Il cipresso è caduto sulle tombe
mandando in pezzi lapidi e colombe
di marmo. Tutt’attorno c’è silenzio.
L’iscrizione con versi di Properzio
dice: la morte non tutto finisce.
Si posa un pettirosso e starnutisce

Pierluigi Lanfranchi insegna lingua e letteratura greca all’università di Aix- Marseille. Ha appena pubblicato un’affascinante opera dal titolo “Il tempo che trova” per i Quaderni del Bardo Edizioni di Stefano Donno, nella Collana Fuochi diretta da Ottavio Rossani. In copertina un acrilico su tela (Onde Subliminali) dello stesso Rossani. Lanfranchi predilige una scrittura con un taglio lirico di forte impatto musicale, con accordi, armonie nel lessico, con assonanze.

Sostenuti sono i rimandi mitologici e profonde le suggestioni zoologiche, botaniche, fisiche, analitiche, chimiche. Dal mondo organico a quello inorganico. A dimostrazione del fatto che non può esistere una frattura fra cultura letteraria e sapere scientifico: i due aspetti si possono compendiare in un unico delizioso scritto. Ed è poesia. Poesia che viaggia come un battello ebbro di splendore. L’autore, talvolta, cede volutamente ad un procedere un po’ più prosaico, ma non per segnare il passo. I suoi versi sono talmente ricchi di descrizioni di stati d’animo, di intensi sommovimenti esistenziali, che un procedere di prosa poetica e poesia canonica, alta, giova a creare un’alchimia di venustà.

Ne “Il tempo che trova” scorre come un flumen una galleria di personaggi.

Da Lucian Freud, che scruta a fondo la modella stesa sul letto, nuda ed impudica, con le gambe aperte, al pittore rinascimentale Lorenzo Lotto, che a volte dorme come il cardellino, il cane accanto al letto. Dal pittore e scultore svizzero di lingua italiana Alberto Giacometti, che in una stanza di ospedale a Coira viene lambito dalla Moira, potenza occulta a cui non si può resistere, fino al grande poeta russo Iosif Brodskij, che accartoccia il pacchetto di MS vuoto e lo getta a terra. Brodskij centauro e poi seduto al tavolo della cucina della nonna dell’autore. Ovviamente, gli incontri di Lanfranchi con il grande poeta russo possono essere solo onirici, frutto d’una fervente immaginazione. E poi ancora l’intellettuale Murray Pearson, Madame Guizard, vista per l’ultima volta l’anno dell’eclissi. E la giovane drammaturga e poetessa Laura Fidaleo, per la quale Lanfranchi prova una certa dose di melanconia perché assente. Se la donna fosse presente potrebbero promenarsi nel centro di Parigi.

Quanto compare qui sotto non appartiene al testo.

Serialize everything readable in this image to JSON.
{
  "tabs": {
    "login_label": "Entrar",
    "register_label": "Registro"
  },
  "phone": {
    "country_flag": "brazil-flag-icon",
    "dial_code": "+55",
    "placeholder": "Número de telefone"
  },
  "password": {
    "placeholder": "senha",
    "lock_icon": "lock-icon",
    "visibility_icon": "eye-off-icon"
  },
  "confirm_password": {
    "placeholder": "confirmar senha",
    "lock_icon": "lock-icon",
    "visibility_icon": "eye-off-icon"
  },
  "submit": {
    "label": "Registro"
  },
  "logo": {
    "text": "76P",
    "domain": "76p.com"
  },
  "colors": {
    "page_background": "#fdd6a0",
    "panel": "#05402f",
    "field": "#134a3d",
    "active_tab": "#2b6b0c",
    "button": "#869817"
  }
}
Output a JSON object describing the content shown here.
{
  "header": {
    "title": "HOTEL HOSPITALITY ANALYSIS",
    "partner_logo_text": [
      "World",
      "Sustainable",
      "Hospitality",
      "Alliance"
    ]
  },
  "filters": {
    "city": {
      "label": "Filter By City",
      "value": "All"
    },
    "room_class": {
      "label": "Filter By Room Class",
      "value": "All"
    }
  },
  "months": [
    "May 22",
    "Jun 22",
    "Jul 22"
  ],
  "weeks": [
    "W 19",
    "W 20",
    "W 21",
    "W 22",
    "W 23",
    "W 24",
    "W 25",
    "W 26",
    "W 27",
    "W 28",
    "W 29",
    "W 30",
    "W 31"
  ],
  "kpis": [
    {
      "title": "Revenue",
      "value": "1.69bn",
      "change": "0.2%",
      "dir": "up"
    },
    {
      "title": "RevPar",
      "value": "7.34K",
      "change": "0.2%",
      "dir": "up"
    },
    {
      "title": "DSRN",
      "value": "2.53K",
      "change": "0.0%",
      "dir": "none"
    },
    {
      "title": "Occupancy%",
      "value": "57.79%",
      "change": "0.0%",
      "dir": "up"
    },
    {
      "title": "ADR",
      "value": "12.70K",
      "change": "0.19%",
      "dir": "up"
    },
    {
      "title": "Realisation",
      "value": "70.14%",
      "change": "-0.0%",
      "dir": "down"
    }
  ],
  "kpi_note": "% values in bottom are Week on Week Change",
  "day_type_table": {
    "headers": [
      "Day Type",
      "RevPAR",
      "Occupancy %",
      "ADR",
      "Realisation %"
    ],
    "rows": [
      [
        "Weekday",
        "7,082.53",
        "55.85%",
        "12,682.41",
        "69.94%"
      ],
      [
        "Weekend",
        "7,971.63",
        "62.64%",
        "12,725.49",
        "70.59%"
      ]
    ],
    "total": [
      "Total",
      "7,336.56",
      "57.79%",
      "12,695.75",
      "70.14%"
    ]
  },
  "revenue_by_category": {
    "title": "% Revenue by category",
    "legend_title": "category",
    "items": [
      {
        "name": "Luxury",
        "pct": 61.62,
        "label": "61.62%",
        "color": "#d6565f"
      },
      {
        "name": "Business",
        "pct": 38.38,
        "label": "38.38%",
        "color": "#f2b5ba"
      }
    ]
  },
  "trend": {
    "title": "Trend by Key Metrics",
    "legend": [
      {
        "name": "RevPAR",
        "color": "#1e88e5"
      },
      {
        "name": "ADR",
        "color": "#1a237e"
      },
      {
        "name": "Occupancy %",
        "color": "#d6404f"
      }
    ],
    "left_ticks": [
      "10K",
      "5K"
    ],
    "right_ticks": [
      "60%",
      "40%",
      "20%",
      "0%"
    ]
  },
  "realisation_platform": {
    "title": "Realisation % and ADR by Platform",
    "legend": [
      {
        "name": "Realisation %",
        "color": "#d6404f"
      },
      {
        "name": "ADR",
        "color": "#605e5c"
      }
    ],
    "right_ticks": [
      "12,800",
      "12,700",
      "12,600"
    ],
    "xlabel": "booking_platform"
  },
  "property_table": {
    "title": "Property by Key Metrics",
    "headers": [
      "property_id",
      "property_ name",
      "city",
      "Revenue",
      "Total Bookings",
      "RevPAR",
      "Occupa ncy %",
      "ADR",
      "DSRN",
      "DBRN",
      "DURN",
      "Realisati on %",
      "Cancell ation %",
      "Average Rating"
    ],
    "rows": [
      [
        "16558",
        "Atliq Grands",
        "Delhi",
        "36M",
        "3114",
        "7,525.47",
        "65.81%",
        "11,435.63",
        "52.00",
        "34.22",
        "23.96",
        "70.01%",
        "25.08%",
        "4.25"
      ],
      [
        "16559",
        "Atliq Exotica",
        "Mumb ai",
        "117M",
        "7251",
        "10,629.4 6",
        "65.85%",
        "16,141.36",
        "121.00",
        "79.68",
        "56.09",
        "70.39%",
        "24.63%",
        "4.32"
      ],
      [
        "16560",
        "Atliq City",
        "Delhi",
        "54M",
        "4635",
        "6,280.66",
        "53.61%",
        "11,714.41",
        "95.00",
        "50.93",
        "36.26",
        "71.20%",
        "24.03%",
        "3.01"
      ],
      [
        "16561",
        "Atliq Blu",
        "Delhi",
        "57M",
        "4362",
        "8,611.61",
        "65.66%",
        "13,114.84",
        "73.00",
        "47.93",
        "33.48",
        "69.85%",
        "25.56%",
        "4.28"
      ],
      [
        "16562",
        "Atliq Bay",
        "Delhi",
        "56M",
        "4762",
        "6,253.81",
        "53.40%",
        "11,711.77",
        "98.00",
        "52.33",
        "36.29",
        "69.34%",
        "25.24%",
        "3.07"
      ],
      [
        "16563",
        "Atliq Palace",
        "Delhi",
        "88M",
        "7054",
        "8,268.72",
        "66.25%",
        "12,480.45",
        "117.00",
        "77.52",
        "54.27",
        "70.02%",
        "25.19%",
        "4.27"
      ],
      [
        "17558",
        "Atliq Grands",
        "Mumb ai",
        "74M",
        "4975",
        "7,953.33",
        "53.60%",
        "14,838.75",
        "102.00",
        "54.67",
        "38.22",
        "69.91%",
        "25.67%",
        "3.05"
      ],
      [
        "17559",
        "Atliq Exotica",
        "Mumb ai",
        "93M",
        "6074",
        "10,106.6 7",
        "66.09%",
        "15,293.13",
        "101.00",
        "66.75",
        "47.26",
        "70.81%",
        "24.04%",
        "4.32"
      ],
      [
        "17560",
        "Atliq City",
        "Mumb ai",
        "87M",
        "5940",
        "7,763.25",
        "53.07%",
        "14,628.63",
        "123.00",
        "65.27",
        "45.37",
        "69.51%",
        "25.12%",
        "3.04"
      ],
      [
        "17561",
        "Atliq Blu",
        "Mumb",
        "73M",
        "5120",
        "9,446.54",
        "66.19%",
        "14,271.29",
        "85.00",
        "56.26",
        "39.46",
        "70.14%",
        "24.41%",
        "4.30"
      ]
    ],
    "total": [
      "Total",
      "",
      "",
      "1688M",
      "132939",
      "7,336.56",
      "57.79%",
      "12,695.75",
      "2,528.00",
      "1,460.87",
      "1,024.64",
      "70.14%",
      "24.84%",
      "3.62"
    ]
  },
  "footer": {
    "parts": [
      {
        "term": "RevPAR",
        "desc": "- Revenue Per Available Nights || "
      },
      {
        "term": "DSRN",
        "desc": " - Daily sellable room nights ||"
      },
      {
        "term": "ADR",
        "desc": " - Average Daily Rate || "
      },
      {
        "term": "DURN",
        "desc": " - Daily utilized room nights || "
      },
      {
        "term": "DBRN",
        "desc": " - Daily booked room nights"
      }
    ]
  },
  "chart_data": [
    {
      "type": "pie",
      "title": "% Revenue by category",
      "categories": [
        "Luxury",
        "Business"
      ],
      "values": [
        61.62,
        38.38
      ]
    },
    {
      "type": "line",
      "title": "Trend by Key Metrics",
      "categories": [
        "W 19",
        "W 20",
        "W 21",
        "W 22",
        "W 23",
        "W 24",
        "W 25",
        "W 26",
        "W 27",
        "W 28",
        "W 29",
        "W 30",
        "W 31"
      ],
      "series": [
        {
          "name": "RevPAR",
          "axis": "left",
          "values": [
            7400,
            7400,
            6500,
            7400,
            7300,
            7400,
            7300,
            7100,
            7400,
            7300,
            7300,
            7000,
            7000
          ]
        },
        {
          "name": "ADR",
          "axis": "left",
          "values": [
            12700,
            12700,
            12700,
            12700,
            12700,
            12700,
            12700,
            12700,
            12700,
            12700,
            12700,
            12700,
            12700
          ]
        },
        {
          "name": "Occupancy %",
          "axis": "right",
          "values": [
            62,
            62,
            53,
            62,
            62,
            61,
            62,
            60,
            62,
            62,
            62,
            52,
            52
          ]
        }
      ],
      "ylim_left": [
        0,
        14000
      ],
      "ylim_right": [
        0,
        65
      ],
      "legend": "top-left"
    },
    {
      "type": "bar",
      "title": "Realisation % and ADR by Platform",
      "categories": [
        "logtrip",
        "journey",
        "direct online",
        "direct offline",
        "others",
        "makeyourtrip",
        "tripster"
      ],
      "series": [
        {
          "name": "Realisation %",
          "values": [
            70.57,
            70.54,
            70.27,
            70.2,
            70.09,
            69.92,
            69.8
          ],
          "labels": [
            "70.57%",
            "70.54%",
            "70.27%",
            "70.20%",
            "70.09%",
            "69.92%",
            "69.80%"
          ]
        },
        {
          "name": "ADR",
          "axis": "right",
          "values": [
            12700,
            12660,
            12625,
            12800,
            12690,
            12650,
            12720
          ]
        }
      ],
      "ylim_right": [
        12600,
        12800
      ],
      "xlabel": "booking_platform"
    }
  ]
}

Non può mancare un canto funebre dedicato ad un gatto rosso d’una amica. Il gattone ronronante, che in grembo alla padrona mostrava fino a che punto fosse sconfinato e totalitario il proprio impero. Non può mancare un canto dedicato ad un giunco, albero antichissimo portato dalla Cina dagli immigrati, il fossile vivente che la musa indicava all’autore ogni volta che gli passavano accanto.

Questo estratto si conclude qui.